Juste avant la réunion du Conseil
exécutif, comme nous revenions d'une manifestation, il me demanda de monter
dans sa voiture et me dit : « Je n'irai pas au Conseil exécutif. » Les
explications qui suivirent, et dont je connaissais le fondement, n'étaient pas
aussi catégoriques que je le craignis sur le coup. J'usai de tous les
arguments, et notamment de ceux qui touchaient au prestige du Général et à son
affection pour Houphouët-Boigny. Je télégraphiai aussitôt à Paris. Je ne sais
si ce furent mes arguments ou ceux de Jacques Foccart, qui, de Paris, avait mis
en marche ses 1 L réseaux d'amitié, toujours est-il qu'Houphouët-Boigny renonça
à son coup d'éclat. Il alla à Saint-Louis. Mais au retour tout était changé.[4]

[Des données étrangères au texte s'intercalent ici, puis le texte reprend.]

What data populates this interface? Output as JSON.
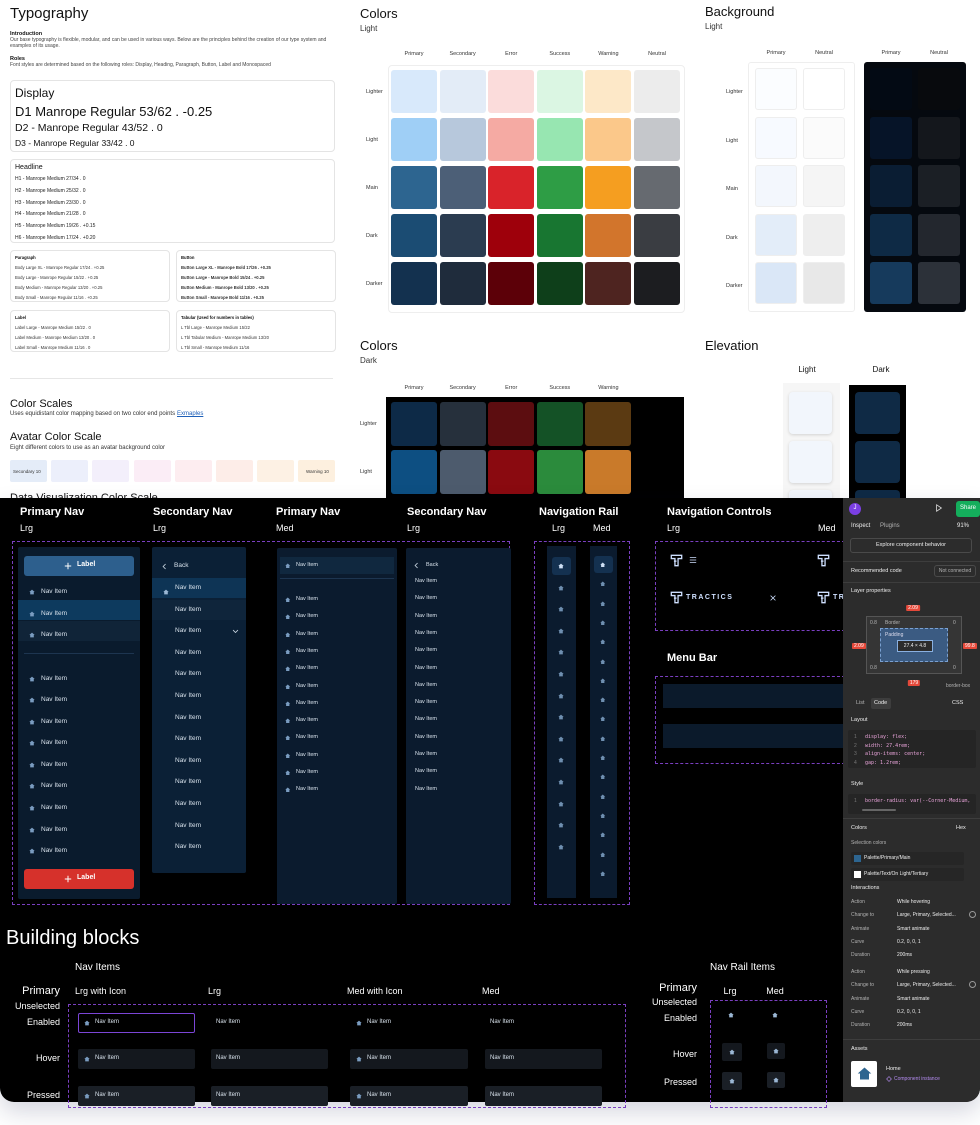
{
  "typography": {
    "title": "Typography",
    "intro_heading": "Introduction",
    "intro": "Our base typography is flexible, modular, and can be used in various ways. Below are the principles behind the creation of our type system and examples of its usage.",
    "roles_heading": "Roles",
    "roles": "Font styles are determined based on the following roles: Display, Heading, Paragraph, Button, Label and Monospaced",
    "display": {
      "title": "Display",
      "items": [
        "D1 Manrope Regular 53/62 . -0.25",
        "D2 - Manrope Regular 43/52 . 0",
        "D3 - Manrope Regular 33/42 . 0"
      ]
    },
    "headline": {
      "title": "Headline",
      "items": [
        "H1 - Manrope Medium 27/34 . 0",
        "H2 - Manrope Medium 25/32 . 0",
        "H3 - Manrope Medium 23/30 . 0",
        "H4 - Manrope Medium 21/28 . 0",
        "H5 - Manrope Medium 19/26 . +0.15",
        "H6 - Manrope Medium 17/24 . +0.20"
      ]
    },
    "paragraph": {
      "title": "Paragraph",
      "items": [
        "Body Large XL - Manrope Regular 17/24 . +0.25",
        "Body Large - Manrope Regular 15/22 . +0.25",
        "Body Medium - Manrope Regular 13/20 . +0.25",
        "Body Small - Manrope Regular 11/16 . +0.25"
      ]
    },
    "button": {
      "title": "Button",
      "items": [
        "Button Large XL - Manrope Bold 17/26 . +0.25",
        "Button Large - Manrope Bold 15/24 . +0.25",
        "Button Medium - Manrope Bold 13/20 . +0.25",
        "Button Small - Manrope Bold 11/16 . +0.25"
      ]
    },
    "label": {
      "title": "Label",
      "items": [
        "Label Large - Manrope Medium 15/22 . 0",
        "Label Medium - Manrope Medium 13/20 . 0",
        "Label Small - Manrope Medium 11/16 . 0"
      ]
    },
    "tabular": {
      "title": "Tabular (Used for numbers in tables)",
      "items": [
        "L Tbl Large - Manrope Medium 15/22",
        "L Tbl Tabular Medium - Manrope Medium 13/20",
        "L Tbl Small - Manrope Medium 11/16"
      ]
    }
  },
  "color_scales": {
    "title": "Color Scales",
    "description": "Uses equidistant color mapping based on two color end points",
    "link": "Exmaples"
  },
  "avatar_color_scale": {
    "title": "Avatar Color Scale",
    "description": "Eight different colors to use as an avatar background color",
    "swatch_labels": [
      "Secondary 10",
      "Warning 10"
    ]
  },
  "data_visualization_title": "Data Visualization Color Scale",
  "colors_light": {
    "title": "Colors",
    "subtitle": "Light",
    "columns": [
      "Primary",
      "Secondary",
      "Error",
      "Success",
      "Warning",
      "Neutral"
    ],
    "rows": [
      "Lighter",
      "Light",
      "Main",
      "Dark",
      "Darker"
    ]
  },
  "background": {
    "title": "Background",
    "subtitle": "Light",
    "columns": [
      "Primary",
      "Neutral",
      "Primary",
      "Neutral"
    ],
    "rows": [
      "Lighter",
      "Light",
      "Main",
      "Dark",
      "Darker"
    ]
  },
  "colors_dark": {
    "title": "Colors",
    "subtitle": "Dark",
    "columns": [
      "Primary",
      "Secondary",
      "Error",
      "Success",
      "Warning"
    ],
    "rows": [
      "Lighter",
      "Light"
    ]
  },
  "elevation": {
    "title": "Elevation",
    "columns": [
      "Light",
      "Dark"
    ]
  },
  "nav_sections": [
    {
      "title": "Primary Nav",
      "sizes": [
        "Lrg"
      ]
    },
    {
      "title": "Secondary Nav",
      "sizes": [
        "Lrg"
      ]
    },
    {
      "title": "Primary Nav",
      "sizes": [
        "Med"
      ]
    },
    {
      "title": "Secondary Nav",
      "sizes": [
        "Lrg"
      ]
    },
    {
      "title": "Navigation Rail",
      "sizes": [
        "Lrg",
        "Med"
      ]
    },
    {
      "title": "Navigation Controls",
      "sizes": [
        "Lrg",
        "Med"
      ]
    }
  ],
  "primary_nav_lrg": {
    "top_button": "Label",
    "items": [
      "Nav Item",
      "Nav Item",
      "Nav Item",
      "Nav Item",
      "Nav Item",
      "Nav Item",
      "Nav Item",
      "Nav Item",
      "Nav Item",
      "Nav Item",
      "Nav Item",
      "Nav Item"
    ],
    "bottom_button": "Label"
  },
  "secondary_nav_lrg": {
    "back": "Back",
    "items": [
      "Nav Item",
      "Nav Item",
      "Nav Item",
      "Nav Item",
      "Nav Item",
      "Nav Item",
      "Nav Item",
      "Nav Item",
      "Nav Item",
      "Nav Item",
      "Nav Item",
      "Nav Item",
      "Nav Item"
    ]
  },
  "primary_nav_med": {
    "items": [
      "Nav Item",
      "Nav Item",
      "Nav Item",
      "Nav Item",
      "Nav Item",
      "Nav Item",
      "Nav Item",
      "Nav Item",
      "Nav Item",
      "Nav Item",
      "Nav Item",
      "Nav Item",
      "Nav Item"
    ]
  },
  "secondary_nav_med": {
    "back": "Back",
    "items": [
      "Nav Item",
      "Nav Item",
      "Nav Item",
      "Nav Item",
      "Nav Item",
      "Nav Item",
      "Nav Item",
      "Nav Item",
      "Nav Item",
      "Nav Item",
      "Nav Item",
      "Nav Item",
      "Nav Item"
    ]
  },
  "navigation_controls": {
    "brand": "TRACTICS"
  },
  "menu_bar": {
    "title": "Menu Bar"
  },
  "building_blocks": {
    "title": "Building blocks",
    "nav_items": {
      "title": "Nav Items",
      "columns": [
        "Lrg with Icon",
        "Lrg",
        "Med with Icon",
        "Med"
      ],
      "group": "Primary",
      "subgroup": "Unselected",
      "states": [
        "Enabled",
        "Hover",
        "Pressed"
      ],
      "rows": [
        [
          "Nav Item",
          "Nav Item",
          "Nav Item",
          "Nav Item"
        ],
        [
          "Nav Item",
          "Nav Item",
          "Nav Item",
          "Nav Item"
        ],
        [
          "Nav Item",
          "Nav Item",
          "Nav Item",
          "Nav Item"
        ]
      ]
    },
    "nav_rail_items": {
      "title": "Nav Rail Items",
      "columns": [
        "Lrg",
        "Med"
      ],
      "group": "Primary",
      "subgroup": "Unselected",
      "states": [
        "Enabled",
        "Hover",
        "Pressed"
      ]
    }
  },
  "inspector": {
    "avatar": "J",
    "share": "Share",
    "tabs": [
      "Inspect",
      "Plugins"
    ],
    "zoom": "91%",
    "explore": "Explore component behavior",
    "recommended_code": "Recommended code",
    "connection": "Not connected",
    "layer_properties": "Layer properties",
    "box_model": {
      "margin_top": "2.09",
      "margin_left": "2.09",
      "margin_right": "99.8",
      "margin_bottom": "179",
      "border": "Border",
      "padding": "Padding",
      "size": "27.4 × 4.8",
      "corners": [
        "0.8",
        "0",
        "0.8",
        "0"
      ],
      "box_sizing": "border-box"
    },
    "code_tabs": [
      "List",
      "Code"
    ],
    "language": "CSS",
    "layout": {
      "title": "Layout",
      "lines": [
        {
          "n": "1",
          "code": "display: flex;"
        },
        {
          "n": "2",
          "code": "width: 27.4rem;"
        },
        {
          "n": "3",
          "code": "align-items: center;"
        },
        {
          "n": "4",
          "code": "gap: 1.2rem;"
        }
      ]
    },
    "style": {
      "title": "Style",
      "lines": [
        {
          "n": "1",
          "code": "border-radius: var(--Corner-Medium,"
        }
      ]
    },
    "colors": {
      "title": "Colors",
      "format": "Hex",
      "selection_title": "Selection colors",
      "selection": [
        "Palette/Primary/Main",
        "Palette/Text/On Light/Tertiary"
      ]
    },
    "interactions": {
      "title": "Interactions",
      "groups": [
        [
          {
            "label": "Action",
            "value": "While hovering"
          },
          {
            "label": "Change to",
            "value": "Large, Primary, Selected..."
          },
          {
            "label": "Animate",
            "value": "Smart animate"
          },
          {
            "label": "Curve",
            "value": "0.2, 0, 0, 1"
          },
          {
            "label": "Duration",
            "value": "200ms"
          }
        ],
        [
          {
            "label": "Action",
            "value": "While pressing"
          },
          {
            "label": "Change to",
            "value": "Large, Primary, Selected..."
          },
          {
            "label": "Animate",
            "value": "Smart animate"
          },
          {
            "label": "Curve",
            "value": "0.2, 0, 0, 1"
          },
          {
            "label": "Duration",
            "value": "200ms"
          }
        ]
      ]
    },
    "assets": {
      "title": "Assets",
      "name": "Home",
      "kind": "Component instance"
    }
  }
}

Les contacts devinrent plus
difficiles, sinon avec le président lui-même, du moins avec ses ministres. Les
invitations étaient souvent déclinées. Les relations de mes collègues dans les
États voisins, avec leurs chefs de gouvernement, s'assombrissaient aussi ; avec
Hubert Maga, président du Dahomey, avec Yaméogo en Haute-Volta, avec Hamani
Diori au Niger. Il était clair que nous ne pourrions rien tirer de nos
interlocuteurs aussi longtemps que les négociations franco-maliennes se
dérouleraient. Des bruits filtraient de l'entourage d'Houphouët-Boigny sur une
voie originale que choisirait bientôt la Côte-d'Ivoire, mais sans autres
précisions. Et les Français au service du gouvernement ivoirien n'étaient pas
les derniers à prendre des airs entendus, désolés et réprobateurs.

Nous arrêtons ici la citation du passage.